Hieronim Ryba, born as Antoni Ryba, OFMCap (12 May 1850 – 18 December 1927) was a Polish Capuchin friar, church builder, priest, and confessor. He died with a reputation for holiness, and his cult remains alive among the local population of Rozwadów, who consider him an unofficial patron of those taking exams.

== Biography ==
The son of farmers from Rzepiennik Suchy, he received his early education at the village school of Jan Trębecki and the parish school in Rzepiennik Biskupi. He attended secondary school in Tarnów and later in Rzeszów. He joined the Capuchin order in the Galician Province on 3 October 1871, in Sędziszów Małopolski. He took his simple vows in 1875 in Lviv. He began his studies in philosophy and theology in Kraków, where he studied at the Faculty of Theology of the Jagiellonian University between 1873 and 1876. He completed his studies in 1875 and was ordained a priest in that same year in Lviv. He made his religious vows on 29 November 1875, in Lviv.

He worked in monasteries in Kraków, Sędziszów Małopolski, Krosno, Olesko, and Rozwadów. From the beginning of his ministry, he was known as a zealous pastor and confessor, as well as a lover of walking pilgrimages. Father Ryba served as novice master and guardian in Krosno, before being transferred to the Rozwadów convent, where he twice held the position of guardian. In 1894, together with the parish priest of Rozwadów, he began preparations for the construction of the parish church of Our Lady of Mount Carmel. On 16 July 1907, Fr. Hieronim consecrated the church and celebrated the first Mass there. He built a second church, dedicated to the Visitation of the Blessed Virgin Mary, in Wola Rzeczycka between 1911 and 1914. During World War I, this church was destroyed, but under Father Ryba's care, it was restored between 1918 and 1921. In 1923, together with Ignacy Chyła, he built the Chapel of Our Lady of the Rosary in Chyły – now a district of Stalowa Wola.

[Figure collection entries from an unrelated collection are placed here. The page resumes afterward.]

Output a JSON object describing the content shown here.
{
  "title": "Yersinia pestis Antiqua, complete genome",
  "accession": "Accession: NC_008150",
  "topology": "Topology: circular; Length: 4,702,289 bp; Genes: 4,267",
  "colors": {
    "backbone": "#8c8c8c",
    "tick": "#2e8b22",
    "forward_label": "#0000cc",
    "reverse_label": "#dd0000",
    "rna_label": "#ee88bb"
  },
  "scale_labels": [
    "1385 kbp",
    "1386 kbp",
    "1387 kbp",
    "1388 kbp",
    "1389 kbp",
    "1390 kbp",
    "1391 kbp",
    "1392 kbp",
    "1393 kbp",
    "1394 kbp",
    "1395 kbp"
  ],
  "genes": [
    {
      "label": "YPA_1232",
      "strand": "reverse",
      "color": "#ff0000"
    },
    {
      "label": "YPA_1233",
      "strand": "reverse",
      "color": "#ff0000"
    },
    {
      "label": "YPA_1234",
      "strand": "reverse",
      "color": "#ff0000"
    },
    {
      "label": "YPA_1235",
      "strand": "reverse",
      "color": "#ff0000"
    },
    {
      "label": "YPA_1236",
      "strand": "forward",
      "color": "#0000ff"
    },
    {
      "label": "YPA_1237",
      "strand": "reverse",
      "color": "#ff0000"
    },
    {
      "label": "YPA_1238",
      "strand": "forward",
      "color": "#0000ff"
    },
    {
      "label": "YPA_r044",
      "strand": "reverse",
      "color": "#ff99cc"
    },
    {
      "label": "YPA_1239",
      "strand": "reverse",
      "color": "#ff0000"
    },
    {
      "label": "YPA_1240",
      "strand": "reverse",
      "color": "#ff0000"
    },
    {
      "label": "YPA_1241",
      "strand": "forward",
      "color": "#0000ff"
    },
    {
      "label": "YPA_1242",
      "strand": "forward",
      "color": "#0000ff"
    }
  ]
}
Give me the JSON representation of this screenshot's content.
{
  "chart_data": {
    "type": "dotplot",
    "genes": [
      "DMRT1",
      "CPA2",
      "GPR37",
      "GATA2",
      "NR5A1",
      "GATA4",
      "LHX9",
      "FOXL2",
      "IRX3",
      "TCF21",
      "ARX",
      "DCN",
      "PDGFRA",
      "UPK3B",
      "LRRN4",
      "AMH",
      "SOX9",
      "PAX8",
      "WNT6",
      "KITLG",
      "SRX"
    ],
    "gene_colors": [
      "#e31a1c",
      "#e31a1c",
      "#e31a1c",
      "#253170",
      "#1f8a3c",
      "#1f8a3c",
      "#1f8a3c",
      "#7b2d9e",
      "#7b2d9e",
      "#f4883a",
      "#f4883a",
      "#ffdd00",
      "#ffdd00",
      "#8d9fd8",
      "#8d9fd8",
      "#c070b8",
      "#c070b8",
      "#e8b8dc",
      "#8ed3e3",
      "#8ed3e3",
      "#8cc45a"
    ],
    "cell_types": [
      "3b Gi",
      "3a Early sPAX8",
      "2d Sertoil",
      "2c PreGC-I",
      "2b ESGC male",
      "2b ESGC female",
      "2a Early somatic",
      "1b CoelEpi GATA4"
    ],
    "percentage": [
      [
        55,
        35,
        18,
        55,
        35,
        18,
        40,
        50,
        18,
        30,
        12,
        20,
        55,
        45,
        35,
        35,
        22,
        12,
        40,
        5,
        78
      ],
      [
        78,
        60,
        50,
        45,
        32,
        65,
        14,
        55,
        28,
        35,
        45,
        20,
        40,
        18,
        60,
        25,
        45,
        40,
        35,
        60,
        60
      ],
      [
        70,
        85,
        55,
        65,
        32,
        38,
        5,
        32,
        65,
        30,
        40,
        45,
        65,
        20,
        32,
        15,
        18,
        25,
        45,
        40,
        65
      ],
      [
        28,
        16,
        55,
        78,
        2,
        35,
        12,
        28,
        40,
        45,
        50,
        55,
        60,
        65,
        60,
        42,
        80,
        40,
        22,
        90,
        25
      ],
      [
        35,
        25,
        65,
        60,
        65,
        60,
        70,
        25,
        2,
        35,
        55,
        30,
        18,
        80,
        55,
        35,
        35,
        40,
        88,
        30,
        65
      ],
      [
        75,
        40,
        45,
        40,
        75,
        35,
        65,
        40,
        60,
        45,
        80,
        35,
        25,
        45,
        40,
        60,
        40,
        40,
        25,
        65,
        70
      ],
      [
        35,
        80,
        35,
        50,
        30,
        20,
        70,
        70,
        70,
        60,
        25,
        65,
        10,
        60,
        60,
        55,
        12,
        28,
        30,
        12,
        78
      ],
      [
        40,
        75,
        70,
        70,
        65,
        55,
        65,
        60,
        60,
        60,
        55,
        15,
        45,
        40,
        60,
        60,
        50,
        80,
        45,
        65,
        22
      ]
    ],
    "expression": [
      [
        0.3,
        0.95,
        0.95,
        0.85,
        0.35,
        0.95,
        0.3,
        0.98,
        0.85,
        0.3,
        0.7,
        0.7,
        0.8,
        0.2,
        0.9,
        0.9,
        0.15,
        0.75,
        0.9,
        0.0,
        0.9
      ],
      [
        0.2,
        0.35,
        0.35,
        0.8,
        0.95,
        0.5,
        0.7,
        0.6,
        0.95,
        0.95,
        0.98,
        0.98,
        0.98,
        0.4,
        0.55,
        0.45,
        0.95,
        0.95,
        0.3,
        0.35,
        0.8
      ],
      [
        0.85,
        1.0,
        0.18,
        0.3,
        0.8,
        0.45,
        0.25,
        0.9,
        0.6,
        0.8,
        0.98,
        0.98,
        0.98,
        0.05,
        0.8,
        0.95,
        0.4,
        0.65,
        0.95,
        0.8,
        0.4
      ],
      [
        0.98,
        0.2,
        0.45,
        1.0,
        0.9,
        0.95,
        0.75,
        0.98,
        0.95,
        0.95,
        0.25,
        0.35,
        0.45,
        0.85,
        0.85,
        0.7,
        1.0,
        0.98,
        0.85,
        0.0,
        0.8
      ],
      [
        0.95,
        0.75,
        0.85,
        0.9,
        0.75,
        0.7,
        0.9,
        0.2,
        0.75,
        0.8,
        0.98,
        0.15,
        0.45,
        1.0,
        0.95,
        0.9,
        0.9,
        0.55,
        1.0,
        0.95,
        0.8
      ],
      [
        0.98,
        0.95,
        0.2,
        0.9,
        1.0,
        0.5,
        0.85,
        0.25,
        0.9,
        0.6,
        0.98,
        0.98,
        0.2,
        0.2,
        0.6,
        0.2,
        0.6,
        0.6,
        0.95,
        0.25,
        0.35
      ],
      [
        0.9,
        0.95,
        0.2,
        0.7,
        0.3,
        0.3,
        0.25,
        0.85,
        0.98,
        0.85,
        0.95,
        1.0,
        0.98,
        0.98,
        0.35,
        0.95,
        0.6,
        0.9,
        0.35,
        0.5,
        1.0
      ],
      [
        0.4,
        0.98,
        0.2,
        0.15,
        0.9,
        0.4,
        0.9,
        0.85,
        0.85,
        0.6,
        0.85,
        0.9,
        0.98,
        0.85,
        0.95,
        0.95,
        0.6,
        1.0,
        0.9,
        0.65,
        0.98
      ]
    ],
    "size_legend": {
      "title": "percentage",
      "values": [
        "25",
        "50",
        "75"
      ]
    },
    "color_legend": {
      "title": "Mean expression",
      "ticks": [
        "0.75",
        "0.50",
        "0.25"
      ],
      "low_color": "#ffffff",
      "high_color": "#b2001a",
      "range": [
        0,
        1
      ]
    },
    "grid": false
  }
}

In the later years of his life, Father Hieronim Ryba focused on prayer and his duties as a confessor. He was widely cherished by the local community, especially the youth, for his kindness, gentleness, and compassionate nature. Father Hieronim died on 18 December 1927 in Rozwadów and was laid to rest in the Rozwadów Parish Cemetery (grave location: F/J/4). To this day, young people hold his memory in high regard, frequently visiting his grave to pray for success in exams and other significant life challenges.